Mülheim. . Sanierung führt zu Mietexplosion im Karree an der Kurfürstenstraße: 140 Euro mehr im Monat – langjährige Mieter fühlen sich herausmodernisiert.

Der Kellerboden ist mit dicken Platten gedämmt, doch durch das Originaldach des Mietshauses von 1937 regnet es durch die rissige Teerpappe bis auf die Dämmplatten. Die Fenster und die Fassade will der Vermieter erneuern, „doch die hat erst 2006 einen Dämmputz bekommen, auch die Fenster wurden getauscht“ – Mieter Manfred aus dem Kahmen lebt seit 45 Jahren hier und schüttelt den Kopf über die neusten Sanierungsvorhaben im Haus an der Kurfürstenstraße 34, nicht nur für ihn eine „Kostenverschwendung“. Der Verdacht mancher Mieter: Der Eigentümer – das Immobilienunternehmen Vonovia – macht nur das, was sich anschließend lukrativ umlegen lässt.

Denn die angekündigten Maßnahmen sollen sich künftig satt auf die Miete niederschlagen: Rund 140 Euro pro Monat mehr will Vonovia dafür von Aus dem Kahmen haben, das hat das Unternehmen den Mietern bereits schriftlich angekündigt. Durchschnittlich steigt die Kaltmiete durch die Modernisierung auf gut 8 Euro pro Quadratmeter.

Unzufrieden mit dem Service

Für Mülheimer Verhältnisse im Stadtteil Broich ist das ein gehobener Preis. Der offizielle Mietspiegel geht von Quadratmeterpreisen zwischen 6 und 9,78 Euro aus – je nach Alter des Gebäudes, Ausstattung und Zustand.
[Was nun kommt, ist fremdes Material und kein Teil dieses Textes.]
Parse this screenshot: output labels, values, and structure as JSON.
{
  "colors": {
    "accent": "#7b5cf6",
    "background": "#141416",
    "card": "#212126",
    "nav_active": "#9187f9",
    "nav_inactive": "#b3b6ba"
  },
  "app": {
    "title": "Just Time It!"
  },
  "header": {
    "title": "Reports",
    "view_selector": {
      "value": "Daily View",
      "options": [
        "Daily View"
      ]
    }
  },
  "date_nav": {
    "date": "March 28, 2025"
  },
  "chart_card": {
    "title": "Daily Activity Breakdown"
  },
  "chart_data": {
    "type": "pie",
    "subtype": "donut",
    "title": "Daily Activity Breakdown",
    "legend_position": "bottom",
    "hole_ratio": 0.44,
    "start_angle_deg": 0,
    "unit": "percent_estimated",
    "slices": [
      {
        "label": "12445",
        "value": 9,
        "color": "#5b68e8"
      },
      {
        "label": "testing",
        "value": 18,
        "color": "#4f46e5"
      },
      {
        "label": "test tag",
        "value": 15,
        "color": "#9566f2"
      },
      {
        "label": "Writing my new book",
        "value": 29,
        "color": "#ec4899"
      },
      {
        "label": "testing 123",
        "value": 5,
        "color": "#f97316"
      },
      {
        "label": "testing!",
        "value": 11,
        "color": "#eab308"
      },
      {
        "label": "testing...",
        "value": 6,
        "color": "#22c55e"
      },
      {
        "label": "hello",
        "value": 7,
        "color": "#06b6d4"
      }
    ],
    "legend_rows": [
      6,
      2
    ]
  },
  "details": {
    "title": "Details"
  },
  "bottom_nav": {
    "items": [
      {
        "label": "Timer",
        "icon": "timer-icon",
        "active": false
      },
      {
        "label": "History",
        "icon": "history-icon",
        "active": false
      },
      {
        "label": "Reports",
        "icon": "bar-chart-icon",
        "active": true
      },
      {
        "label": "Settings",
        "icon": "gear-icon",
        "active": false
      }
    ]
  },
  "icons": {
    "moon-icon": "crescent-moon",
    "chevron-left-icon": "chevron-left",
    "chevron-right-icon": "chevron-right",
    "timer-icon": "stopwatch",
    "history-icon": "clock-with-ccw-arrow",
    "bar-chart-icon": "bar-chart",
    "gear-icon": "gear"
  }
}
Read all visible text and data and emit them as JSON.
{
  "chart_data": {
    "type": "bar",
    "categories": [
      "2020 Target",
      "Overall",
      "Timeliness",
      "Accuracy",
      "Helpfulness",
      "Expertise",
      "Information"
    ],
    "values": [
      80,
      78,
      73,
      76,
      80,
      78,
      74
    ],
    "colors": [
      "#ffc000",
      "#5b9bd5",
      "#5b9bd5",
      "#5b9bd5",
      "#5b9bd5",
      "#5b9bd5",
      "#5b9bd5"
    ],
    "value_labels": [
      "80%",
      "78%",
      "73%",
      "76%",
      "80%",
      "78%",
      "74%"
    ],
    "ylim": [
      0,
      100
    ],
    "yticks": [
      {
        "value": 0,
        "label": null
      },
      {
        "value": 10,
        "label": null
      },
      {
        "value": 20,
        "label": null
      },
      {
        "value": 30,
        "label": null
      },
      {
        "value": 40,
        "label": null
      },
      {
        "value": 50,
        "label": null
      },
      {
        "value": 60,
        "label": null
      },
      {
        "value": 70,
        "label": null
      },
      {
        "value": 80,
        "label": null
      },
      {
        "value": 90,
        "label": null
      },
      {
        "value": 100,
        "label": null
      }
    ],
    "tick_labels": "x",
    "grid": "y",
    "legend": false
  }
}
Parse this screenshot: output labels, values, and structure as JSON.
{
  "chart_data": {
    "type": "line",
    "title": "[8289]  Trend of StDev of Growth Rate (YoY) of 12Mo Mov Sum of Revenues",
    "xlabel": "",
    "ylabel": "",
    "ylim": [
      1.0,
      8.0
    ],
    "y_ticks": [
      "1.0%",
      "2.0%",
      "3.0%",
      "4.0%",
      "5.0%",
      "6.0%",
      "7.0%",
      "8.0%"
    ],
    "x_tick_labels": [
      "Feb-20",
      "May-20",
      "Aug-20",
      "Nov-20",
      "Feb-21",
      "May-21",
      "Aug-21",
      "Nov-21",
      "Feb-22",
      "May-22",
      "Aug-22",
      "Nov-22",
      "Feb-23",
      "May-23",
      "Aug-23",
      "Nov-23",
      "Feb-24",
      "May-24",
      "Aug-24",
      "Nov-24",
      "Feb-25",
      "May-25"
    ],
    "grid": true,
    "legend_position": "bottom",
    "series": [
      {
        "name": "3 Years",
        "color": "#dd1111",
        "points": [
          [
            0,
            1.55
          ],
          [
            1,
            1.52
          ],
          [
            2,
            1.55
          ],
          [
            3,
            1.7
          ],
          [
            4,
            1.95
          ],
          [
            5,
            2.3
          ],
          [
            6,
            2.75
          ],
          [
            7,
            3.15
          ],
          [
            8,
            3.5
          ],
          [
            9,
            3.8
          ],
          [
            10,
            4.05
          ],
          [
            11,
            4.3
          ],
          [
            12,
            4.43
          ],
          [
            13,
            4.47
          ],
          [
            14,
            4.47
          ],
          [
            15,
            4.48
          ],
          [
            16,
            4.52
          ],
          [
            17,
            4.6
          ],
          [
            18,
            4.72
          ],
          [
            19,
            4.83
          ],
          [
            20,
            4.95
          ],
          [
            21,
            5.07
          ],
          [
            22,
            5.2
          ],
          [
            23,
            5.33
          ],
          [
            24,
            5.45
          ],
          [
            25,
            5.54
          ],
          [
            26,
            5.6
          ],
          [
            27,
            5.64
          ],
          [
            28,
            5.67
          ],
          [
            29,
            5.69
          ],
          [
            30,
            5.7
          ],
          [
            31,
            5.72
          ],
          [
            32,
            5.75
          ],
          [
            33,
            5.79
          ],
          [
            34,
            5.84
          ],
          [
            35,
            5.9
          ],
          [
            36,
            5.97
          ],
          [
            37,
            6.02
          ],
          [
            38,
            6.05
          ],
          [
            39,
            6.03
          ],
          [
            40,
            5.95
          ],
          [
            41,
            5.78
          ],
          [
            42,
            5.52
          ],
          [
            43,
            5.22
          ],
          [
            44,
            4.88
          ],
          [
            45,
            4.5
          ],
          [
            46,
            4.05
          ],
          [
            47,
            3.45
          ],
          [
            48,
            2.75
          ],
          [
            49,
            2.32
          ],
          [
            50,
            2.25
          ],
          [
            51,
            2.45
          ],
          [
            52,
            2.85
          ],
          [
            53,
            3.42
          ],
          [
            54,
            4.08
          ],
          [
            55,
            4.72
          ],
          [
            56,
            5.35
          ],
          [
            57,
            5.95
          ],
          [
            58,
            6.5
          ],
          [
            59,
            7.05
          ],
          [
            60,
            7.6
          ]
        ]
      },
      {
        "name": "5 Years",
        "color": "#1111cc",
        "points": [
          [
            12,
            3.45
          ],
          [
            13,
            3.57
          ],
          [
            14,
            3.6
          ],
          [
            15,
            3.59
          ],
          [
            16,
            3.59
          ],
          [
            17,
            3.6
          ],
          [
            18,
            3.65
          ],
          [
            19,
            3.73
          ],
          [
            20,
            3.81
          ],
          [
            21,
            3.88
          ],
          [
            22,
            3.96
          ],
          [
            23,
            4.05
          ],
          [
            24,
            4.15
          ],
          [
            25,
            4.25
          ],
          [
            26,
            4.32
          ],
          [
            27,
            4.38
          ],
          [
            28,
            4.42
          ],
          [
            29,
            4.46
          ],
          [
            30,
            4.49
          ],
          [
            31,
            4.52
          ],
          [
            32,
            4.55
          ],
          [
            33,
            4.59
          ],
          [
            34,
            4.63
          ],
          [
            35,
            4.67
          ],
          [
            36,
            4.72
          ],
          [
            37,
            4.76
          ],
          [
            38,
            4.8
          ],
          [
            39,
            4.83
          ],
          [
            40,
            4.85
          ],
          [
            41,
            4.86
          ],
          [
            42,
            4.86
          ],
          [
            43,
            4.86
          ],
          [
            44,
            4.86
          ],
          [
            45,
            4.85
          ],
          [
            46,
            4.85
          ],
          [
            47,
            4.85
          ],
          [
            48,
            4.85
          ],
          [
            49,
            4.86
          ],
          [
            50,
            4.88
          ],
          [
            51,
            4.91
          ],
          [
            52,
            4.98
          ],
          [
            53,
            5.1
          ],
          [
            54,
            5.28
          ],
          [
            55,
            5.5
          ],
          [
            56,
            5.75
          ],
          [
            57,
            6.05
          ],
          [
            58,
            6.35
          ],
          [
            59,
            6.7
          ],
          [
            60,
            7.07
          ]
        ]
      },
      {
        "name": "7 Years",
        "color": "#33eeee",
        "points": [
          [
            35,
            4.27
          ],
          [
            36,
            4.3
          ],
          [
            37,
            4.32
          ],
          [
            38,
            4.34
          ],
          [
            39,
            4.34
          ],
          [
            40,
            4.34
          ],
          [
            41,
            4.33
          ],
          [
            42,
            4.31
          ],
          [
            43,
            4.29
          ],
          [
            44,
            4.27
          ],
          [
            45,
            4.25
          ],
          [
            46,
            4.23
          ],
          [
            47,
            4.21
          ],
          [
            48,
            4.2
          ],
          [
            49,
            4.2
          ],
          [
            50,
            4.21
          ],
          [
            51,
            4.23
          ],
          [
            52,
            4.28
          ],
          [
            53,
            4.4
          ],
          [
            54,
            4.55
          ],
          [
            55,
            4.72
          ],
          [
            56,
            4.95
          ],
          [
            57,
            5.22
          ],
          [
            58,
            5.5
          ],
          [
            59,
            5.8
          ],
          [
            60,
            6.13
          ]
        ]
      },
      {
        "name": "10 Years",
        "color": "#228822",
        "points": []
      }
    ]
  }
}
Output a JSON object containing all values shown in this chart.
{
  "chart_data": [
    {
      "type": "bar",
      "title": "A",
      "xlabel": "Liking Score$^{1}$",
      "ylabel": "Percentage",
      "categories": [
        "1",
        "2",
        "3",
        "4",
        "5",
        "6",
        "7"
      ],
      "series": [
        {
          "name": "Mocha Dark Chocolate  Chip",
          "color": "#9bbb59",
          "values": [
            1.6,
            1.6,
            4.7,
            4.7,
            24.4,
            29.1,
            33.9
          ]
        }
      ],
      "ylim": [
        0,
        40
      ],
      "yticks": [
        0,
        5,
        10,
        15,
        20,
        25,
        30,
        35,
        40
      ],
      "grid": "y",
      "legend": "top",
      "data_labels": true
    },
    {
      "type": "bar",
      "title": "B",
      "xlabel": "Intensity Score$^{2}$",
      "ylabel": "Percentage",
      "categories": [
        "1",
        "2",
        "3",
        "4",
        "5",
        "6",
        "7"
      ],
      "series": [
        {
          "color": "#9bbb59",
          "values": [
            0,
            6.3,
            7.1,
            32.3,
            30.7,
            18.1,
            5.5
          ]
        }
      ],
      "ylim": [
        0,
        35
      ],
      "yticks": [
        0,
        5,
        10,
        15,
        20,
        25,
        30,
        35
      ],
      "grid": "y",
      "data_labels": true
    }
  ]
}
Doch das Haus hat nicht einmal eine Gegensprechanlage, auch der Hausflur und die Briefkästen sind noch aus ‘anno Piependeckel’.

Aus Sicht der Mieter fehlt es an vielen Dingen, die anderswo zum Standard gehören: „Der Service ist unterirdisch“, gibt Mieterin Heike Reshöft ein Beispiel, der Hausverwalter in Notfällen so gut wie nie zu erreichen. Obwohl der sein Büro ums Eck in der Kirchstraße hat. Wenn etwa sechs Wochen lang die Mülleimer nicht geleert werden, weil sie abgemeldet wurden. Wenn eine Kernsanierung in einer Wohnung den Flur völlig verdreckt. Oder ein Handwerker vor die Kellertür uriniert. Ein Rückruf des Verwalters kam erst anderthalb Monate später – die Mieter hatten Dreck und Urin längst selbst beseitigt.

Nordbalkone sollen erneuert werden

Die Zustände im Haus waren laut Mieter allerdings nicht immer so, sondern erst, seit die Vonovia um 2014 das Gebäude übernommen hat. Die Familie Aus dem Kahmen wohnt seit 1973 hier. In den 90er Jahren hatte die Familie die Wohnung auf eigene Kosten saniert. Gegen die Zusage der damaligen Eigentümer, dass durch die Modernisierung keine Mieterhöhung erfolgt, hatte sie das Bad selbst erneuert, Elektrik, Türen sogar den Kachelofen durch eine Gas-Etagenheizung ersetzen lassen. 60.000 DM investierte sie.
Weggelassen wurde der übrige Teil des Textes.